“Close the border.” That’s what people say they want. They didn’t ask for a multi-thousand-page piece of legislation. People have no faith that Congress can do small things competently. They sure as hell don’t trust Congress to do big things competently.
Republicans and Democrats in the Senate misread the room. Telling Americans the President has no existing power to stop a mass wave of people coming across the border is dishonest. Of course, he can. Here’s the relevant federal law from 8 U.S.C. §1182(f):
Whenever the President finds that the entry of any aliens or of any class of aliens into the United States would be detrimental to the interests of the United States, he may by proclamation, and for such period as he shall deem necessary, suspend the entry of all aliens or any class of aliens as immigrants or nonimmigrants, or impose on the entry of aliens any restrictions he may deem to be appropriate.
Proponents of the law are dishonest by saying the President has no current authority to close the border. He does.
Opponents are also being a bit dishonest about the present law. Much has been said about the 5,000 aliens crossing the border.
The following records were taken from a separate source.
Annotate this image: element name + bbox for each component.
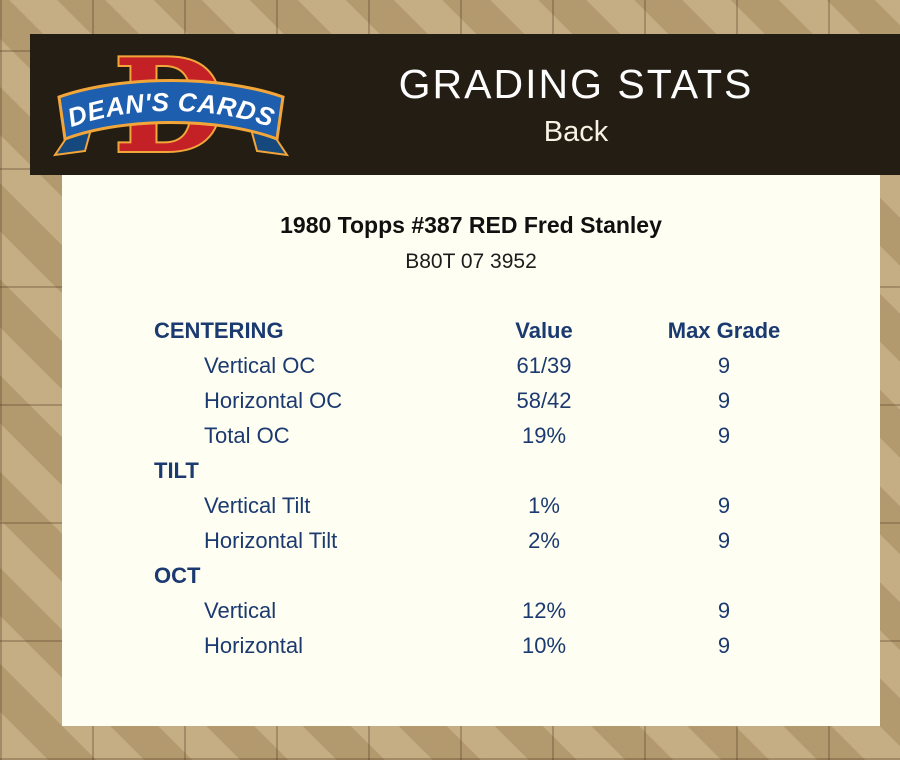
logo-ribbon-band: [57, 78, 285, 141]
table-row-horizontal-oc: Horizontal OC 58/42 9: [154, 383, 824, 418]
row-max-grade: 9: [717, 492, 731, 518]
top-bar: D DEAN'S CARDS GRADING STATS Back: [30, 34, 900, 175]
section-label: TILT: [154, 457, 199, 483]
row-max-grade: 9: [717, 422, 731, 448]
table-row-oct-vertical: Vertical 12% 9: [154, 593, 824, 628]
row-value: 12%: [521, 597, 567, 623]
section-header-tilt: TILT: [154, 453, 824, 488]
section-label: OCT: [154, 562, 201, 588]
table-row-total-oc: Total OC 19% 9: [154, 418, 824, 453]
row-value: 2%: [528, 527, 560, 553]
section-header-oct: OCT: [154, 558, 824, 593]
row-value: 61/39: [516, 352, 572, 378]
page-title: GRADING STATS: [398, 60, 754, 107]
row-max-grade: 9: [717, 387, 731, 413]
table-header-row: CENTERING Value Max Grade: [154, 313, 824, 348]
row-label: Vertical: [204, 597, 277, 623]
deans-cards-logo-svg: D DEAN'S CARDS: [52, 39, 290, 171]
grading-stats-table: CENTERING Value Max Grade Vertical OC 61…: [154, 313, 824, 663]
header-text-block: GRADING STATS Back: [296, 61, 900, 149]
deans-cards-logo: D DEAN'S CARDS: [46, 39, 296, 171]
row-label: Total OC: [204, 422, 290, 448]
card-title: 1980 Topps #387 RED Fred Stanley: [280, 212, 662, 238]
row-label: Horizontal: [204, 632, 304, 658]
row-value: 1%: [528, 492, 560, 518]
column-header-max-grade: Max Grade: [667, 317, 781, 343]
table-row-vertical-oc: Vertical OC 61/39 9: [154, 348, 824, 383]
row-label: Horizontal Tilt: [204, 527, 338, 553]
row-max-grade: 9: [717, 632, 731, 658]
row-max-grade: 9: [717, 597, 731, 623]
row-max-grade: 9: [717, 527, 731, 553]
row-value: 58/42: [516, 387, 572, 413]
row-max-grade: 9: [717, 352, 731, 378]
card-code: B80T 07 3952: [405, 250, 537, 273]
row-label: Vertical OC: [204, 352, 316, 378]
row-value: 19%: [521, 422, 567, 448]
column-header-centering: CENTERING: [154, 317, 284, 343]
column-header-value: Value: [515, 317, 573, 343]
row-label: Horizontal OC: [204, 387, 343, 413]
table-row-oct-horizontal: Horizontal 10% 9: [154, 628, 824, 663]
page-subtitle-back: Back: [543, 115, 609, 148]
table-row-vertical-tilt: Vertical Tilt 1% 9: [154, 488, 824, 523]
row-value: 10%: [521, 632, 567, 658]
table-row-horizontal-tilt: Horizontal Tilt 2% 9: [154, 523, 824, 558]
row-label: Vertical Tilt: [204, 492, 311, 518]
stats-panel: 1980 Topps #387 RED Fred Stanley B80T 07…: [62, 175, 880, 726]
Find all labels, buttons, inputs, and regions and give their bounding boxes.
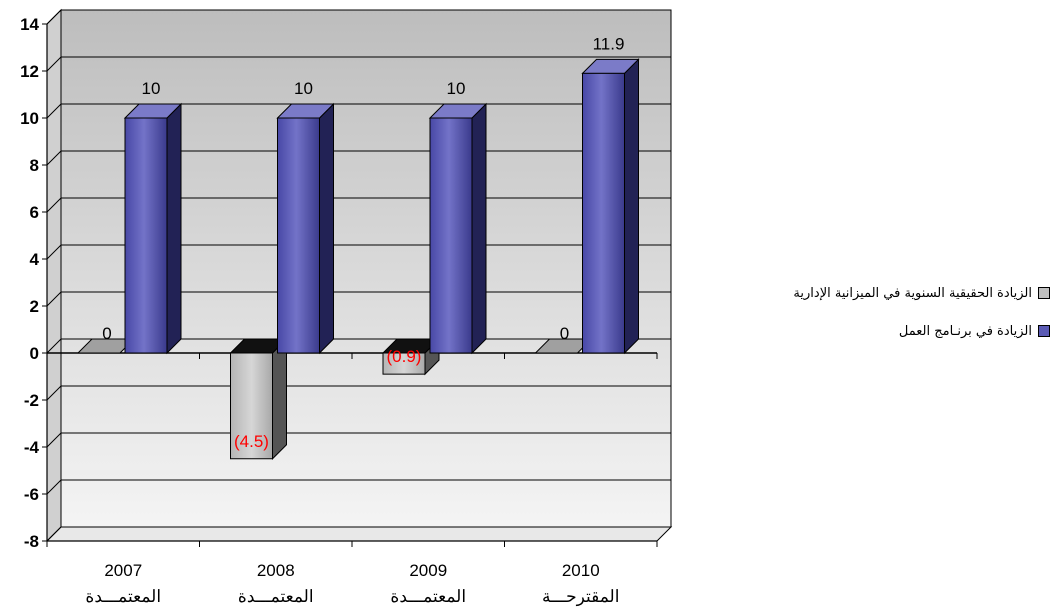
bar-work-program-front bbox=[429, 117, 473, 354]
gridline bbox=[46, 56, 671, 72]
category-label-year: 2007 bbox=[104, 561, 142, 580]
data-label-admin-budget: (4.5) bbox=[234, 432, 269, 451]
data-label-admin-budget: 0 bbox=[102, 324, 111, 343]
y-tick-label: 10 bbox=[20, 109, 39, 128]
gridline bbox=[46, 526, 671, 542]
legend-label-work-program: الزيادة في برنـامج العمل bbox=[898, 323, 1032, 339]
bar-work-program-side bbox=[166, 102, 182, 355]
y-tick-label: -2 bbox=[24, 391, 39, 410]
y-tick-label: 14 bbox=[20, 15, 39, 34]
bar-admin-budget-front bbox=[230, 352, 273, 460]
legend-item-work-program: الزيادة في برنـامج العمل bbox=[728, 320, 1050, 342]
data-label-work-program: 10 bbox=[447, 79, 466, 98]
gridline bbox=[46, 479, 671, 495]
gridline bbox=[46, 385, 671, 401]
category-label-year: 2008 bbox=[257, 561, 295, 580]
bar-work-program-side bbox=[624, 58, 639, 355]
y-tick-label: 6 bbox=[30, 203, 39, 222]
data-label-work-program: 11.9 bbox=[593, 34, 625, 53]
side-wall bbox=[46, 8, 62, 543]
category-label-year: 2009 bbox=[409, 561, 447, 580]
category-label-status: المعتمـــدة bbox=[85, 587, 161, 606]
chart-floor bbox=[45, 526, 673, 542]
y-tick-label: -6 bbox=[24, 485, 39, 504]
bar-work-program bbox=[581, 58, 640, 355]
y-tick-label: 2 bbox=[30, 297, 39, 316]
bar-work-program bbox=[276, 102, 335, 355]
y-tick-label: 4 bbox=[30, 250, 40, 269]
category-label-status: المقترحـــة bbox=[542, 587, 619, 607]
bar-work-program bbox=[428, 102, 488, 355]
gridline bbox=[46, 9, 671, 25]
category-label-status: المعتمـــدة bbox=[238, 587, 314, 606]
bar-admin-budget bbox=[229, 337, 288, 460]
bar-work-program-front bbox=[277, 117, 320, 354]
gridline bbox=[46, 432, 671, 448]
bar-work-program-front bbox=[124, 117, 168, 354]
bar-work-program-front bbox=[582, 72, 625, 354]
data-label-work-program: 10 bbox=[294, 79, 313, 98]
data-label-work-program: 10 bbox=[142, 79, 161, 98]
bar-work-program bbox=[123, 102, 183, 355]
data-label-admin-budget: (0.9) bbox=[387, 347, 422, 366]
y-tick-label: -8 bbox=[24, 532, 39, 551]
bar-work-program-side bbox=[471, 102, 487, 355]
legend-label-admin-budget: الزيادة الحقيقية السنوية في الميزانية ال… bbox=[793, 285, 1032, 301]
y-tick-label: 8 bbox=[30, 156, 39, 175]
category-label-status: المعتمـــدة bbox=[390, 587, 466, 606]
y-tick-label: -4 bbox=[24, 438, 40, 457]
legend-swatch-admin-budget bbox=[1038, 287, 1050, 299]
legend: الزيادة الحقيقية السنوية في الميزانية ال… bbox=[728, 282, 1050, 358]
bar-work-program-side bbox=[319, 102, 334, 355]
y-tick-label: 12 bbox=[20, 62, 39, 81]
bar-admin-budget-side bbox=[272, 337, 287, 460]
category-label-year: 2010 bbox=[562, 561, 600, 580]
legend-swatch-work-program bbox=[1038, 325, 1050, 337]
bar-admin-budget-front bbox=[382, 352, 426, 375]
data-label-admin-budget: 0 bbox=[560, 324, 569, 343]
y-tick-label: 0 bbox=[30, 344, 39, 363]
legend-item-admin-budget: الزيادة الحقيقية السنوية في الميزانية ال… bbox=[728, 282, 1050, 304]
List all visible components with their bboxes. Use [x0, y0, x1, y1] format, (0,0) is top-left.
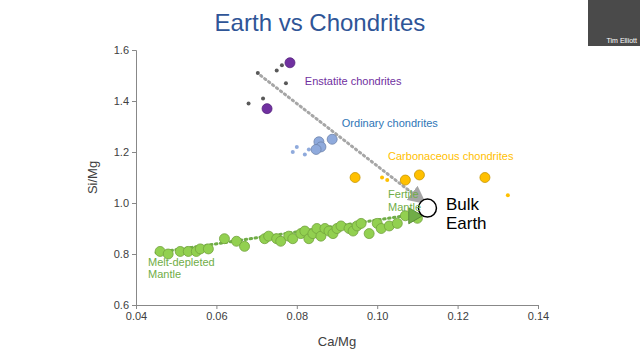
title: Earth vs Chondrites	[215, 9, 426, 36]
axis-line	[132, 51, 137, 306]
tick-mark	[538, 305, 539, 309]
series	[291, 145, 311, 157]
point	[385, 178, 389, 182]
point	[247, 102, 251, 106]
point	[400, 175, 410, 185]
point	[256, 71, 260, 75]
tick-label: 0.06	[206, 310, 227, 322]
tick-mark	[132, 50, 136, 51]
annotation: Ordinary chondrites	[342, 117, 438, 129]
point	[380, 176, 384, 180]
tick-label: 0.08	[287, 310, 308, 322]
annotation: FertileMantle	[388, 188, 421, 213]
tick-label: 1.6	[114, 44, 129, 56]
point	[350, 173, 360, 183]
point	[364, 229, 374, 239]
tick-label: 0.12	[447, 310, 468, 322]
series	[247, 63, 288, 105]
point	[203, 244, 213, 254]
chart: Tim ElliottEarth vs Chondrites0.040.060.…	[0, 0, 640, 360]
x-axis: 0.04 0.06 0.08 0.10 0.12 0.14	[126, 305, 549, 322]
point	[506, 193, 510, 197]
video-frame	[588, 0, 640, 46]
tick-mark	[377, 305, 378, 309]
annotation: Enstatite chondrites	[305, 75, 402, 87]
point	[280, 63, 284, 67]
annotation-text: Carbonaceous chondrites	[388, 150, 514, 162]
tick-mark	[458, 305, 459, 309]
tick-label: 0.10	[367, 310, 388, 322]
tick-mark	[132, 101, 136, 102]
tick: 0.6	[114, 299, 136, 311]
tick: 0.10	[367, 305, 388, 322]
annotation: Melt-depletedMantle	[148, 256, 215, 281]
point	[303, 153, 307, 157]
point	[284, 81, 288, 85]
annotation-text: Ordinary chondrites	[342, 117, 438, 129]
annotation: BulkEarth	[446, 195, 487, 234]
tick-label: 0.6	[114, 299, 129, 311]
trend-arrow	[261, 76, 424, 202]
tick-label: 1.0	[114, 197, 129, 209]
tick: 0.14	[528, 305, 549, 322]
tick: 1.2	[114, 146, 136, 158]
annotation-text: Fertile	[388, 188, 419, 200]
tick: 0.08	[287, 305, 308, 322]
tick-mark	[132, 254, 136, 255]
series	[155, 211, 422, 259]
point	[285, 58, 295, 68]
series	[418, 199, 436, 217]
point	[311, 144, 321, 154]
tick-mark	[132, 305, 136, 306]
point	[240, 241, 250, 251]
tick-mark	[297, 305, 298, 309]
point	[327, 134, 337, 144]
point	[261, 96, 265, 100]
tick: 1.6	[114, 44, 136, 56]
tick: 1.0	[114, 197, 136, 209]
annotation-text: Mantle	[388, 201, 421, 213]
point	[418, 199, 436, 217]
tick: 0.06	[206, 305, 227, 322]
point	[392, 218, 402, 228]
tick-mark	[216, 305, 217, 309]
background	[0, 0, 640, 360]
annotation-text: Earth	[446, 214, 487, 233]
tick-mark	[132, 152, 136, 153]
x-axis-title: Ca/Mg	[318, 334, 356, 349]
series	[311, 134, 337, 154]
y-axis-title: Si/Mg	[85, 161, 100, 194]
point	[262, 104, 272, 114]
point	[275, 68, 279, 72]
tick-label: 0.8	[114, 248, 129, 260]
presenter-name: Tim Elliott	[607, 37, 638, 44]
annotation: Carbonaceous chondrites	[388, 150, 514, 162]
series	[262, 58, 295, 114]
point	[356, 218, 366, 228]
point	[295, 145, 299, 149]
point	[307, 147, 311, 151]
tick-mark	[132, 203, 136, 204]
tick-label: 0.04	[126, 310, 147, 322]
tick: 0.12	[447, 305, 468, 322]
tick-label: 1.4	[114, 95, 129, 107]
tick: 1.4	[114, 95, 136, 107]
point	[219, 234, 229, 244]
point	[291, 150, 295, 154]
annotation-text: Mantle	[148, 268, 181, 280]
point	[480, 173, 490, 183]
annotation-text: Enstatite chondrites	[305, 75, 402, 87]
axis-line	[137, 306, 539, 310]
tick: 0.8	[114, 248, 136, 260]
point	[414, 170, 424, 180]
tick: 0.04	[126, 305, 147, 322]
annotation-text: Melt-depleted	[148, 256, 215, 268]
tick-label: 1.2	[114, 146, 129, 158]
y-axis: 0.6 0.8 1.0 1.2 1.4 1.6	[114, 44, 137, 311]
annotation-text: Bulk	[446, 195, 480, 214]
tick-label: 0.14	[528, 310, 549, 322]
series	[350, 170, 490, 185]
presenter-video: Tim Elliott	[588, 0, 640, 46]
TANGENT: Note to the media, federal law calls them “aliens” not “migrants,” you pathetic progressive hacks.
The proposed law prohibits border crossings anywhere except official points of entry. Anyone who attempts to cross outside an official entry point would be immediately deported.1
Under the proposal, when people show up at official points of entry, they are vetted for asylum claims at the border by Customs and Immigration, not an immigration judge. Families will be DNA tested to make sure they are families and allowed to go into the United States if there is no detention space available. Their asylum claim must be processed within 90 days and, if rejected, they are immediately deported without the right to an appeal. Individuals traveling alone will be detained. Children will be treated differently. The standard of review for asylum claims will be raised to make it tougher to pass.
If an asylum seeker can be resettled in a different part of their own country or a different country, their claim to the United States will be rejected.
But, if an average of 5000 people a day show up at the border (8500 in any one day or 5000 in a rolling average over a few days), no one gets asylum, everyone gets rejected, and everyone gets sent home. The border seals up.
That’s where the 5,000 comes from. There are a few problems. First, on the pro-immigration side, the United States will not abandon asylum entry. There is no support to do so. So, we will never get the number to zero because someone is always seeking asylum. On the anti-immigration side, it doesn’t take much coordination for the cartels to mass people along the border and trot them in at 4,999 a day.
Again, here is the problem — most Americans would probably find most of the provisions reasonable. But when the proponents start with the lie that the President cannot secure the border and the Democrats show no willingness to secure the border, there is no trust to do something new when the present laws are ignored.
Lastly, the most important point is that the legislation is dead. The unveiling was the act of rolling out the body so a public autopsy could be performed. It is performative, not functional.
Meanwhile, undoubtedly, the Biden Administration is screwing something up while everyone is fighting over a piece of legislation that was dead before it got hauled out for inspection.
But again, how can anyone trust that would actually happen, given how the present border is maintained?
The question is, is this law needed? Are we actually enforcing the laws on the books currently? If not, 1) do that first and 2) why would a new law be enforced when existing ones aren’t?
When you can't write it down on a 3X5 card either: a) you haven't thought through it clearly, or b) you are trying to screw me by overwhelming me with thousands of pages of legalistic BS.